Actionable Tools & Applications of Psychodynamic Intelligence Analysis
“Never interfere with the enemy while he is in the process of destroying himself.”
Napoleon Bonaparte
Fraud weaponises human psychology. Psychology can be used as a countermeasure.
As certain martial arts redirect an attacker’s strength against him by leveraging physics and tactical savvy, the force of psychodynamic intelligence analysis enables insights regarding the fraudster’s psychological vulnerabilities and other psycho-social dimensions of the malicious enterprise to be turned against him.
In conventional management consulting, assessments of organisational and leadership challenges are a point of entry to implement a go-ahead action plan for enhanced functionality, sustainability, and profitability. By contrast, stress points and dysfunctions identified in the fraudster’s organisation through investigation and other intelligence gathering, can be pried apart and exploited to advance the pursuit of justice.

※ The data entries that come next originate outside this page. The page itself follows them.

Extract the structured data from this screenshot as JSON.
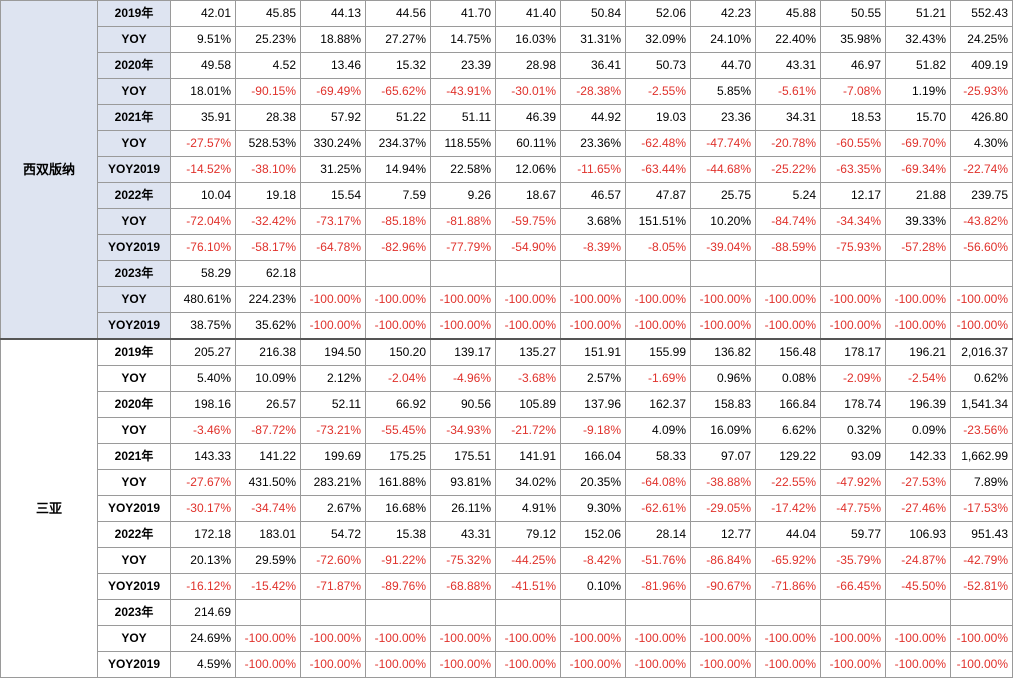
{
  "sections": [
    {
      "region": "西双版纳",
      "rows": [
        {
          "label": "2019年",
          "values": [
            "42.01",
            "45.85",
            "44.13",
            "44.56",
            "41.70",
            "41.40",
            "50.84",
            "52.06",
            "42.23",
            "45.88",
            "50.55",
            "51.21",
            "552.43"
          ]
        },
        {
          "label": "YOY",
          "values": [
            "9.51%",
            "25.23%",
            "18.88%",
            "27.27%",
            "14.75%",
            "16.03%",
            "31.31%",
            "32.09%",
            "24.10%",
            "22.40%",
            "35.98%",
            "32.43%",
            "24.25%"
          ]
        },
        {
          "label": "2020年",
          "values": [
            "49.58",
            "4.52",
            "13.46",
            "15.32",
            "23.39",
            "28.98",
            "36.41",
            "50.73",
            "44.70",
            "43.31",
            "46.97",
            "51.82",
            "409.19"
          ]
        },
        {
          "label": "YOY",
          "values": [
            "18.01%",
            "-90.15%",
            "-69.49%",
            "-65.62%",
            "-43.91%",
            "-30.01%",
            "-28.38%",
            "-2.55%",
            "5.85%",
            "-5.61%",
            "-7.08%",
            "1.19%",
            "-25.93%"
          ]
        },
        {
          "label": "2021年",
          "values": [
            "35.91",
            "28.38",
            "57.92",
            "51.22",
            "51.11",
            "46.39",
            "44.92",
            "19.03",
            "23.36",
            "34.31",
            "18.53",
            "15.70",
            "426.80"
          ]
        },
        {
          "label": "YOY",
          "values": [
            "-27.57%",
            "528.53%",
            "330.24%",
            "234.37%",
            "118.55%",
            "60.11%",
            "23.36%",
            "-62.48%",
            "-47.74%",
            "-20.78%",
            "-60.55%",
            "-69.70%",
            "4.30%"
          ]
        },
        {
          "label": "YOY2019",
          "values": [
            "-14.52%",
            "-38.10%",
            "31.25%",
            "14.94%",
            "22.58%",
            "12.06%",
            "-11.65%",
            "-63.44%",
            "-44.68%",
            "-25.22%",
            "-63.35%",
            "-69.34%",
            "-22.74%"
          ]
        },
        {
          "label": "2022年",
          "values": [
            "10.04",
            "19.18",
            "15.54",
            "7.59",
            "9.26",
            "18.67",
            "46.57",
            "47.87",
            "25.75",
            "5.24",
            "12.17",
            "21.88",
            "239.75"
          ]
        },
        {
          "label": "YOY",
          "values": [
            "-72.04%",
            "-32.42%",
            "-73.17%",
            "-85.18%",
            "-81.88%",
            "-59.75%",
            "3.68%",
            "151.51%",
            "10.20%",
            "-84.74%",
            "-34.34%",
            "39.33%",
            "-43.82%"
          ]
        },
        {
          "label": "YOY2019",
          "values": [
            "-76.10%",
            "-58.17%",
            "-64.78%",
            "-82.96%",
            "-77.79%",
            "-54.90%",
            "-8.39%",
            "-8.05%",
            "-39.04%",
            "-88.59%",
            "-75.93%",
            "-57.28%",
            "-56.60%"
          ]
        },
        {
          "label": "2023年",
          "values": [
            "58.29",
            "62.18",
            "",
            "",
            "",
            "",
            "",
            "",
            "",
            "",
            "",
            "",
            ""
          ]
        },
        {
          "label": "YOY",
          "values": [
            "480.61%",
            "224.23%",
            "-100.00%",
            "-100.00%",
            "-100.00%",
            "-100.00%",
            "-100.00%",
            "-100.00%",
            "-100.00%",
            "-100.00%",
            "-100.00%",
            "-100.00%",
            "-100.00%"
          ]
        },
        {
          "label": "YOY2019",
          "values": [
            "38.75%",
            "35.62%",
            "-100.00%",
            "-100.00%",
            "-100.00%",
            "-100.00%",
            "-100.00%",
            "-100.00%",
            "-100.00%",
            "-100.00%",
            "-100.00%",
            "-100.00%",
            "-100.00%"
          ]
        }
      ]
    },
    {
      "region": "三亚",
      "rows": [
        {
          "label": "2019年",
          "values": [
            "205.27",
            "216.38",
            "194.50",
            "150.20",
            "139.17",
            "135.27",
            "151.91",
            "155.99",
            "136.82",
            "156.48",
            "178.17",
            "196.21",
            "2,016.37"
          ]
        },
        {
          "label": "YOY",
          "values": [
            "5.40%",
            "10.09%",
            "2.12%",
            "-2.04%",
            "-4.96%",
            "-3.68%",
            "2.57%",
            "-1.69%",
            "0.96%",
            "0.08%",
            "-2.09%",
            "-2.54%",
            "0.62%"
          ]
        },
        {
          "label": "2020年",
          "values": [
            "198.16",
            "26.57",
            "52.11",
            "66.92",
            "90.56",
            "105.89",
            "137.96",
            "162.37",
            "158.83",
            "166.84",
            "178.74",
            "196.39",
            "1,541.34"
          ]
        },
        {
          "label": "YOY",
          "values": [
            "-3.46%",
            "-87.72%",
            "-73.21%",
            "-55.45%",
            "-34.93%",
            "-21.72%",
            "-9.18%",
            "4.09%",
            "16.09%",
            "6.62%",
            "0.32%",
            "0.09%",
            "-23.56%"
          ]
        },
        {
          "label": "2021年",
          "values": [
            "143.33",
            "141.22",
            "199.69",
            "175.25",
            "175.51",
            "141.91",
            "166.04",
            "58.33",
            "97.07",
            "129.22",
            "93.09",
            "142.33",
            "1,662.99"
          ]
        },
        {
          "label": "YOY",
          "values": [
            "-27.67%",
            "431.50%",
            "283.21%",
            "161.88%",
            "93.81%",
            "34.02%",
            "20.35%",
            "-64.08%",
            "-38.88%",
            "-22.55%",
            "-47.92%",
            "-27.53%",
            "7.89%"
          ]
        },
        {
          "label": "YOY2019",
          "values": [
            "-30.17%",
            "-34.74%",
            "2.67%",
            "16.68%",
            "26.11%",
            "4.91%",
            "9.30%",
            "-62.61%",
            "-29.05%",
            "-17.42%",
            "-47.75%",
            "-27.46%",
            "-17.53%"
          ]
        },
        {
          "label": "2022年",
          "values": [
            "172.18",
            "183.01",
            "54.72",
            "15.38",
            "43.31",
            "79.12",
            "152.06",
            "28.14",
            "12.77",
            "44.04",
            "59.77",
            "106.93",
            "951.43"
          ]
        },
        {
          "label": "YOY",
          "values": [
            "20.13%",
            "29.59%",
            "-72.60%",
            "-91.22%",
            "-75.32%",
            "-44.25%",
            "-8.42%",
            "-51.76%",
            "-86.84%",
            "-65.92%",
            "-35.79%",
            "-24.87%",
            "-42.79%"
          ]
        },
        {
          "label": "YOY2019",
          "values": [
            "-16.12%",
            "-15.42%",
            "-71.87%",
            "-89.76%",
            "-68.88%",
            "-41.51%",
            "0.10%",
            "-81.96%",
            "-90.67%",
            "-71.86%",
            "-66.45%",
            "-45.50%",
            "-52.81%"
          ]
        },
        {
          "label": "2023年",
          "values": [
            "214.69",
            "",
            "",
            "",
            "",
            "",
            "",
            "",
            "",
            "",
            "",
            "",
            ""
          ]
        },
        {
          "label": "YOY",
          "values": [
            "24.69%",
            "-100.00%",
            "-100.00%",
            "-100.00%",
            "-100.00%",
            "-100.00%",
            "-100.00%",
            "-100.00%",
            "-100.00%",
            "-100.00%",
            "-100.00%",
            "-100.00%",
            "-100.00%"
          ]
        },
        {
          "label": "YOY2019",
          "values": [
            "4.59%",
            "-100.00%",
            "-100.00%",
            "-100.00%",
            "-100.00%",
            "-100.00%",
            "-100.00%",
            "-100.00%",
            "-100.00%",
            "-100.00%",
            "-100.00%",
            "-100.00%",
            "-100.00%"
          ]
        }
      ]
    }
  ]
}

The array of deployment areas and methods for leveraging psychological expertise include:
Developing dynamic predictive behavioural models of primary and ancillary actors and their networks of affiliates, collaborators, and organizations.
Creating actionable pinpoint profiles and analyses of the opposition’s personal life and professional operations, including executive team, front-line personnel, and organisational strengths and vulnerabilities.
Providing psychologically sophisticated counter-offensive tactical planning.
Boosting human systems intelligence gathering and strengthening both victim and other involved stakeholder interviewing to enhance the interpretation and application value of information obtained.
Providing precision forecasts and expert counsel regarding the entire human ecosystem of the case in preparation for settlement negotiations, pre-trial meetings, arbitration hearings, settlement discussions, and court proceedings.
Conclusion
"Every human being’s life in this world is inevitably mixed with every other life and, no matter what laws we pass, no matter what precautions we take, unless the people we meet are kindly and decent and human and liberty-loving, then there is no liberty. Freedom comes from human beings, rather than from laws and institutions."
Clarence Darrow
Criminal fraud is a perversion of natural, universal human psychological systems, and a radical deformation of societally productive entrepreneurship. The building blocks and predispositions both to commit fraud and become victim of it are endemic to the human condition, and many aspects of the world’s economic and social systems enable, abet, or are indifferent to the corruption and abuses of power that engender large-scale fraud.
Even if fraud cannot be wholly eliminated, more effective detection, deterrence, prevention, and recovery mechanisms can and must be brought to bear. Providing more robust and sophisticated tools and resource to the professionals dedicated to bringing fraudsters and kleptocrats to justice and recovering and repatriating value wrongfully taken from victims must be a priority. Crucial to that, as has been argued here, is clarifying the wide-ranging simplifications and misunderstandings of the psychological dynamics and psycho-social elements at play across the spectrum of involved parties as well as elevating the utilisation of specialist expertise in the human dimensions of fraud in asset recovery case work.